Elle s'arrêta près d'un arbre en entendant un ricanement. Bizarrement, ce rire venait du haut de l'arbre. Amaryllis attendit un instant, mais quand le rire reprit, elle leva les yeux et vit qu'à la cime de l'arbre, deux filles portant des masques de théâtre la regardaient.

- Elle est arrivée! Elle nous a trouvées! dit la première.
- Tais-toi! Elle t'a entendue! dit la deuxième.
- Avec toi, le plaisir est toujours au rendez-vous...
- Tu me connais, voyons...
-!Ha! Que c'est drôle...
- Tu m'énerves quand tu ris!
- Tu m'énerves quand tu cries!

    Les filles donnaient une impression d'entente fraternelle. Comme si, malgré leurs différences, elles arrivaient à ne pas se détester.

- Allez! Ne reste pas plantée là et monte, jeune fille! dit la plus joyeuse à Amaryllis.
- Ou reste plantée là, et on ne se connaît jamais!
- Arrête, tu lui fais peur!

«Deux inconnues dans un arbre mesurant six mètres de hauteur qui portent des masques de théâtre. Maintenant que j'y pense, c'est étrange.»

    Amaryllis hésita un encore peu, mais la curiosité l'emporta sur la crainte.

- Attendez! Je monte.

    La jeune fille empoigna la branche la plus basse et commença à grimper. Son talent naturel dans les grands espaces lui permettait de réaliser des choses que seul une acrobate aurait pu faire. Avec force, Amarillys se hissa jusqu'au sommet et s'assit à côté de celle portant un masque de comédie. Les filles s'exprimèrent chacune à leur tour en enlevant et en remettant leur masque au moment de prendre la parole.

- Je m'appelle Thalie!
- Moi, c'est Melpomène... dit celle portant un masque de tragédie.

Amaryllis, dit simplement la jeune fille.

    «Voilà bien entendu deux nouvelles Muses», pensa Amaryllis.
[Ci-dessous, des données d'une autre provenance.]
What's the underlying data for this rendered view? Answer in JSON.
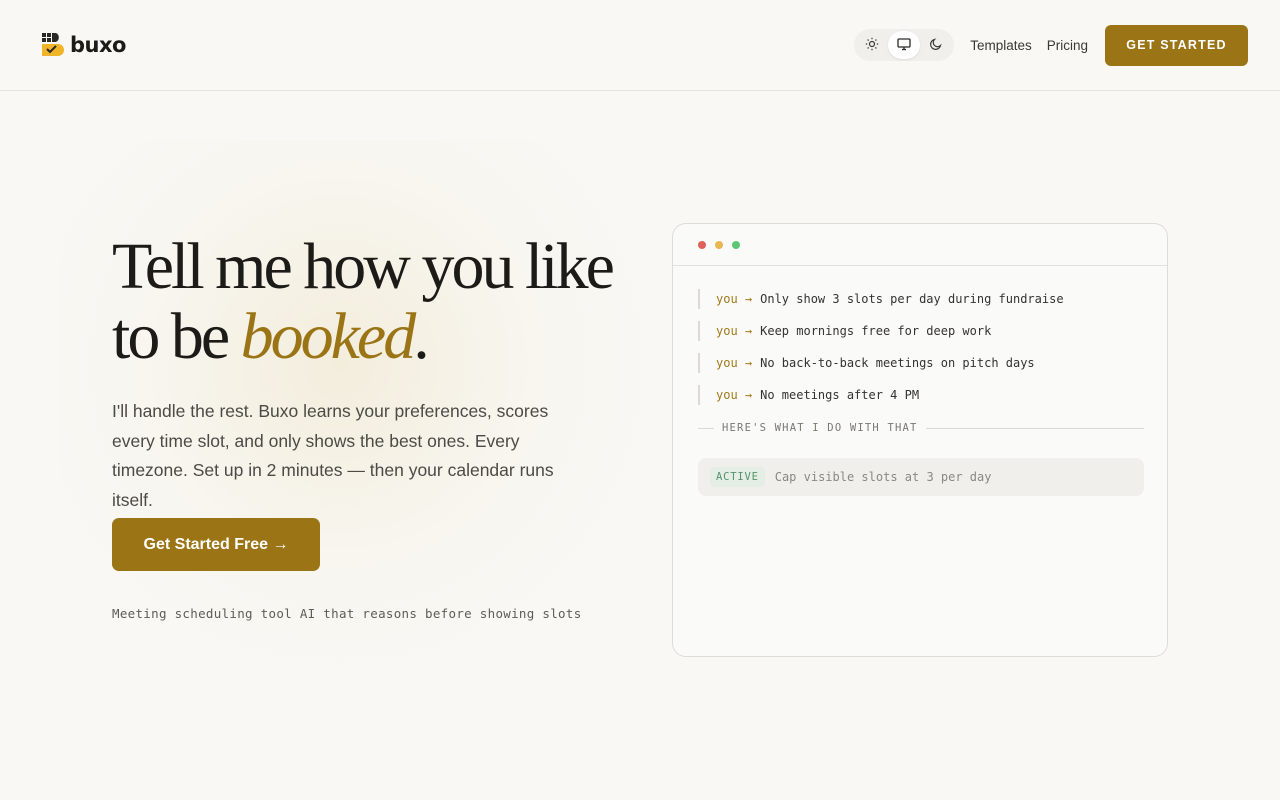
{
  "brand": {
    "name": "buxo",
    "accent_color": "#9b7416",
    "icon": "buxo-logo-icon"
  },
  "nav": {
    "theme_icons": [
      "sun-icon",
      "monitor-icon",
      "moon-icon"
    ],
    "theme_active": "monitor",
    "links": [
      "Templates",
      "Pricing"
    ],
    "cta_label": "GET STARTED"
  },
  "hero": {
    "title_line1": "Tell me how you like",
    "title_line2_prefix": "to be ",
    "title_accent": "booked",
    "title_suffix": ".",
    "description": "I'll handle the rest. Buxo learns your preferences, scores every time slot, and only shows the best ones. Every timezone. Set up in 2 minutes — then your calendar runs itself.",
    "cta_label": "Get Started Free →",
    "footnote": "Meeting scheduling tool AI that reasons before showing slots"
  },
  "terminal": {
    "window_dots": [
      "#e0605a",
      "#e8b850",
      "#5cc870"
    ],
    "rules": [
      {
        "who": "you →",
        "text": "Only show 3 slots per day during fundraise"
      },
      {
        "who": "you →",
        "text": "Keep mornings free for deep work"
      },
      {
        "who": "you →",
        "text": "No back-to-back meetings on pitch days"
      },
      {
        "who": "you →",
        "text": "No meetings after 4 PM"
      }
    ],
    "divider_label": "HERE'S WHAT I DO WITH THAT",
    "active": {
      "badge": "ACTIVE",
      "text": "Cap visible slots at 3 per day"
    }
  }
}
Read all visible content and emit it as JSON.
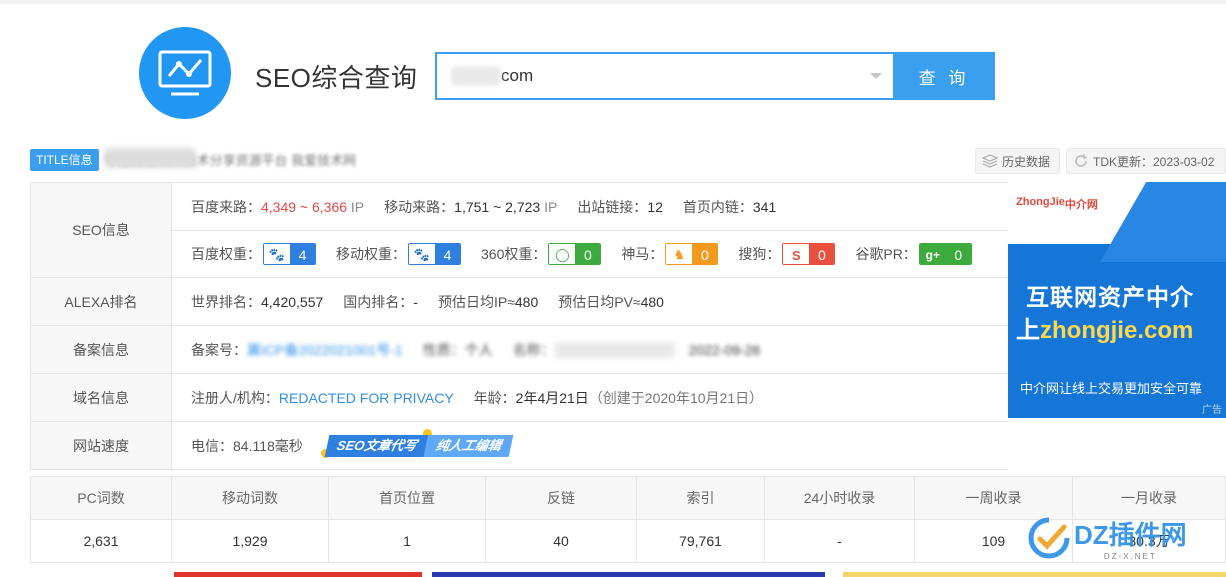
{
  "header": {
    "brand": "SEO综合查询",
    "search_value": "com",
    "search_button": "查 询"
  },
  "title_row": {
    "tag": "TITLE信息",
    "title_text": "专注优化SEO技术分享资源平台 我爱技术网",
    "history_btn": "历史数据",
    "tdk_btn": "TDK更新：2023-03-02"
  },
  "info": {
    "seo": {
      "label": "SEO信息",
      "baidu_label": "百度来路：",
      "baidu_value": "4,349 ~ 6,366",
      "baidu_unit": "IP",
      "mobile_label": "移动来路：",
      "mobile_value": "1,751 ~ 2,723",
      "mobile_unit": "IP",
      "out_label": "出站链接：",
      "out_value": "12",
      "home_label": "首页内链：",
      "home_value": "341",
      "baidu_weight_label": "百度权重：",
      "baidu_weight": "4",
      "mobile_weight_label": "移动权重：",
      "mobile_weight": "4",
      "weight360_label": "360权重：",
      "weight360": "0",
      "shenma_label": "神马：",
      "shenma": "0",
      "sogou_label": "搜狗：",
      "sogou": "0",
      "google_label": "谷歌PR：",
      "google": "0"
    },
    "alexa": {
      "label": "ALEXA排名",
      "world_label": "世界排名：",
      "world": "4,420,557",
      "domestic_label": "国内排名：",
      "domestic": "-",
      "ip_label": "预估日均IP≈",
      "ip": "480",
      "pv_label": "预估日均PV≈",
      "pv": "480"
    },
    "beian": {
      "label": "备案信息",
      "no_label": "备案号：",
      "no_value": "冀ICP备2022021001号-1",
      "nature_label": "性质：",
      "nature_value": "个人",
      "name_label": "名称：",
      "date_value": "2022-09-26"
    },
    "domain": {
      "label": "域名信息",
      "reg_label": "注册人/机构：",
      "reg_value": "REDACTED FOR PRIVACY",
      "age_label": "年龄：",
      "age_value": "2年4月21日",
      "created": "（创建于2020年10月21日）"
    },
    "speed": {
      "label": "网站速度",
      "value": "电信：84.118毫秒",
      "banner1": "SEO文章代写",
      "banner2": "纯人工编辑"
    }
  },
  "ad": {
    "logo": "ZhongJie",
    "logo_sub": "中介网",
    "line1": "互联网资产中介",
    "line2_pre": "上",
    "line2_domain": "zhongjie.com",
    "line3": "中介网让线上交易更加安全可靠",
    "tag": "广告"
  },
  "stats": {
    "headers": [
      "PC词数",
      "移动词数",
      "首页位置",
      "反链",
      "索引",
      "24小时收录",
      "一周收录",
      "一月收录"
    ],
    "values": [
      "2,631",
      "1,929",
      "1",
      "40",
      "79,761",
      "-",
      "109",
      "30.3万"
    ]
  },
  "watermark": {
    "name": "DZ插件网",
    "sub": "DZ-X.NET"
  },
  "colors": {
    "accent": "#3b9ff0",
    "red": "#e04a4a",
    "link": "#2f8fe6"
  }
}
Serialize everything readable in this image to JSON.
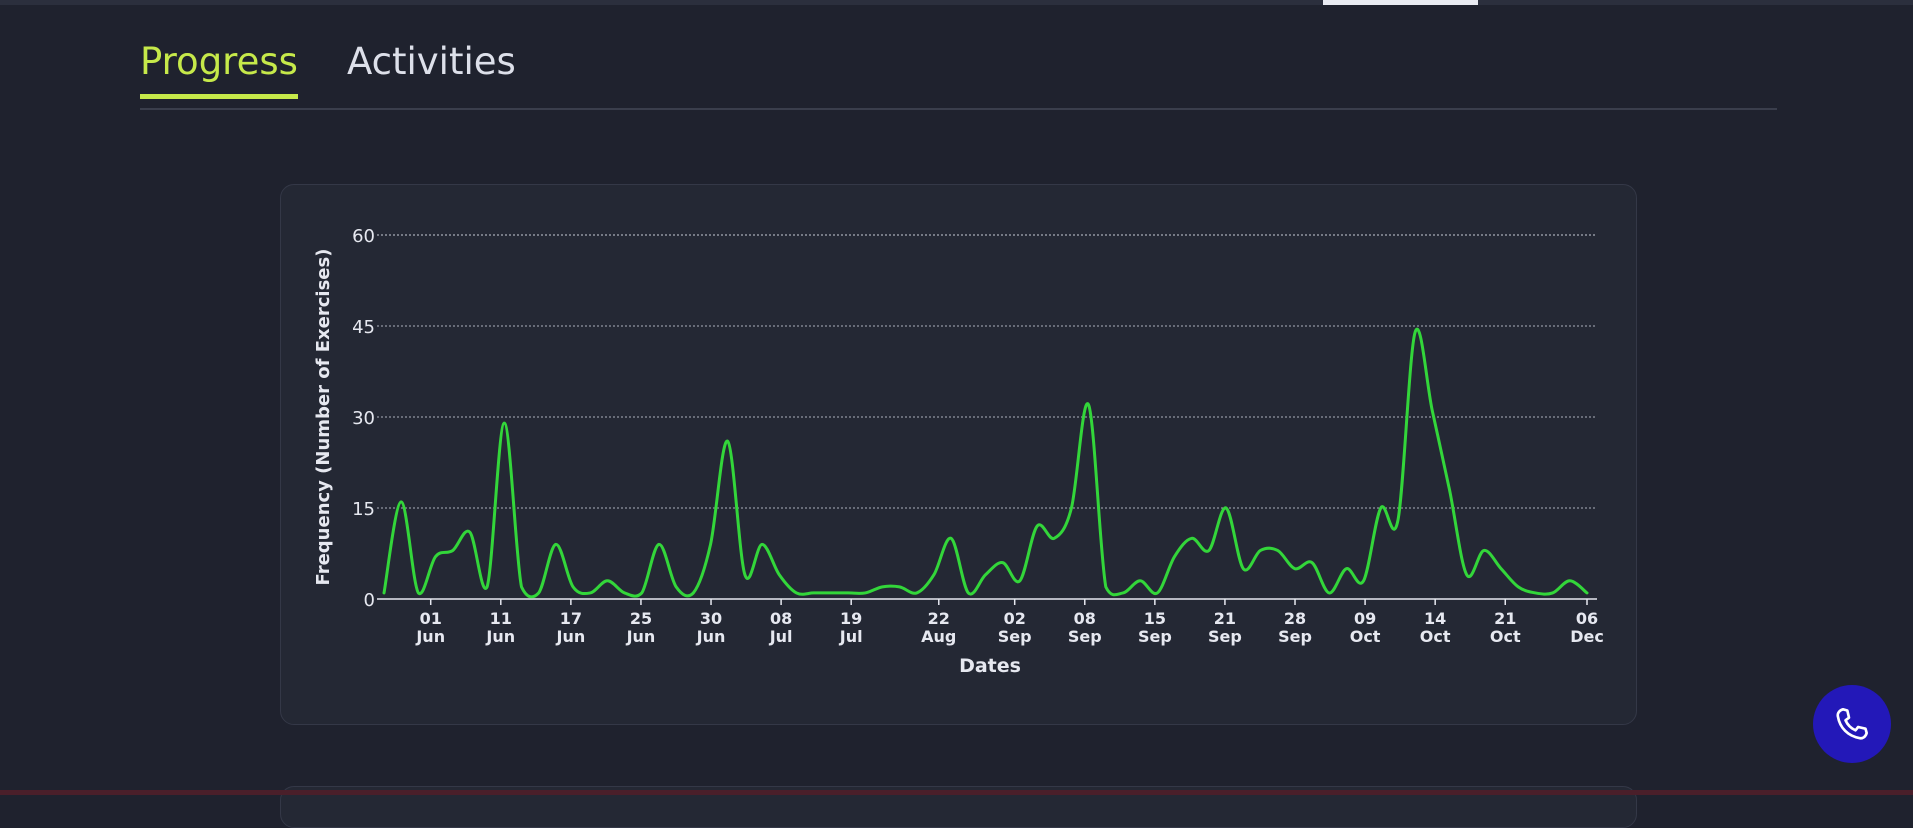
{
  "tabs": [
    {
      "label": "Progress",
      "active": true
    },
    {
      "label": "Activities",
      "active": false
    }
  ],
  "colors": {
    "accent": "#c6e94a",
    "line": "#33d63a",
    "fab": "#2318b8"
  },
  "icons": {
    "fab": "phone-icon"
  },
  "chart_data": {
    "type": "line",
    "title": "",
    "xlabel": "Dates",
    "ylabel": "Frequency (Number of Exercises)",
    "ylim": [
      0,
      60
    ],
    "yticks": [
      0,
      15,
      30,
      45,
      60
    ],
    "grid": true,
    "x_ticks": [
      {
        "day": "01",
        "month": "Jun",
        "pos": 4
      },
      {
        "day": "11",
        "month": "Jun",
        "pos": 10
      },
      {
        "day": "17",
        "month": "Jun",
        "pos": 16
      },
      {
        "day": "25",
        "month": "Jun",
        "pos": 22
      },
      {
        "day": "30",
        "month": "Jun",
        "pos": 28
      },
      {
        "day": "08",
        "month": "Jul",
        "pos": 34
      },
      {
        "day": "19",
        "month": "Jul",
        "pos": 40
      },
      {
        "day": "22",
        "month": "Aug",
        "pos": 47.5
      },
      {
        "day": "02",
        "month": "Sep",
        "pos": 54
      },
      {
        "day": "08",
        "month": "Sep",
        "pos": 60
      },
      {
        "day": "15",
        "month": "Sep",
        "pos": 66
      },
      {
        "day": "21",
        "month": "Sep",
        "pos": 72
      },
      {
        "day": "28",
        "month": "Sep",
        "pos": 78
      },
      {
        "day": "09",
        "month": "Oct",
        "pos": 84
      },
      {
        "day": "14",
        "month": "Oct",
        "pos": 90
      },
      {
        "day": "21",
        "month": "Oct",
        "pos": 96
      },
      {
        "day": "06",
        "month": "Dec",
        "pos": 103
      }
    ],
    "series": [
      {
        "values": [
          1,
          16,
          1,
          7,
          8,
          11,
          2,
          29,
          2,
          1,
          9,
          2,
          1,
          3,
          1,
          1,
          9,
          2,
          1,
          9,
          26,
          4,
          9,
          4,
          1,
          1,
          1,
          1,
          1,
          2,
          2,
          1,
          4,
          10,
          1,
          4,
          6,
          3,
          12,
          10,
          15,
          32,
          2,
          1,
          3,
          1,
          7,
          10,
          8,
          15,
          5,
          8,
          8,
          5,
          6,
          1,
          5,
          3,
          15,
          13,
          44,
          31,
          18,
          4,
          8,
          5,
          2,
          1,
          1,
          3,
          1
        ]
      }
    ]
  }
}
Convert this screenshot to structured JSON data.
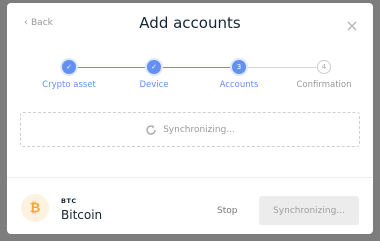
{
  "header": {
    "back_label": "Back",
    "title": "Add accounts"
  },
  "stepper": {
    "steps": [
      {
        "label": "Crypto asset",
        "status": "done",
        "marker": "✓"
      },
      {
        "label": "Device",
        "status": "done",
        "marker": "✓"
      },
      {
        "label": "Accounts",
        "status": "active",
        "marker": "3"
      },
      {
        "label": "Confirmation",
        "status": "todo",
        "marker": "4"
      }
    ]
  },
  "sync": {
    "status_text": "Synchronizing..."
  },
  "footer": {
    "currency_ticker": "BTC",
    "currency_name": "Bitcoin",
    "currency_symbol": "₿",
    "stop_label": "Stop",
    "primary_label": "Synchronizing..."
  },
  "colors": {
    "accent": "#6490f1",
    "bitcoin": "#f7a531",
    "overlay": "#7d7d7d"
  }
}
- Tu as l'air courageuse, dit Thalie.
- «Tu as l'air courageuse»... mima Melpomène avec mépris.
- Mais cesse donc, j'essaie de l'encourager!
- Non.  Tu t'empêtres, te ridiculise.  Tu m'embêtes, à la fin!
- Souris, un peu!
- Je ne fais que ça, sourire!
- Tu ne fais aucun effort.
- Pfff...

    Amaryllis les observa se quereller, les yeux grands ouverts. Elle devait avouer que ces Muses l'amusaient. Jamais elle n'avait vu  une vraie dispute, mais maintenant, c'était fait.

- Écoutez! J'aimerais que vous répondiez à mes questions, dit Amaryllis pour calmer l'atmosphère.
- Je t'écoute, dit Thalie en remettant son masque souriant.
- Voilà: je veux savoir pourquoi vous êtes huit et quel est le rapport entre votre existence et la boîte à musique?
- Thalie, réponds. Tu sais combien je suis nulle pour expliquer, dit Melpomène.
- D'accord.  Alors, nous étions neuf, car Zeus et Mnémosyne, qui est en fait sa soeur, ont eu neuf filles appelées les Muses Piérrides et...

    Amaryllis l'interrompit d'un signe de la main.

- Oh, là! Vous êtes en train de me dire qu'un homme qui s'appelait Zeus a eu neuf filles avec sa propre soeur?

    Thalie marqua une pause et regarda Melpomène.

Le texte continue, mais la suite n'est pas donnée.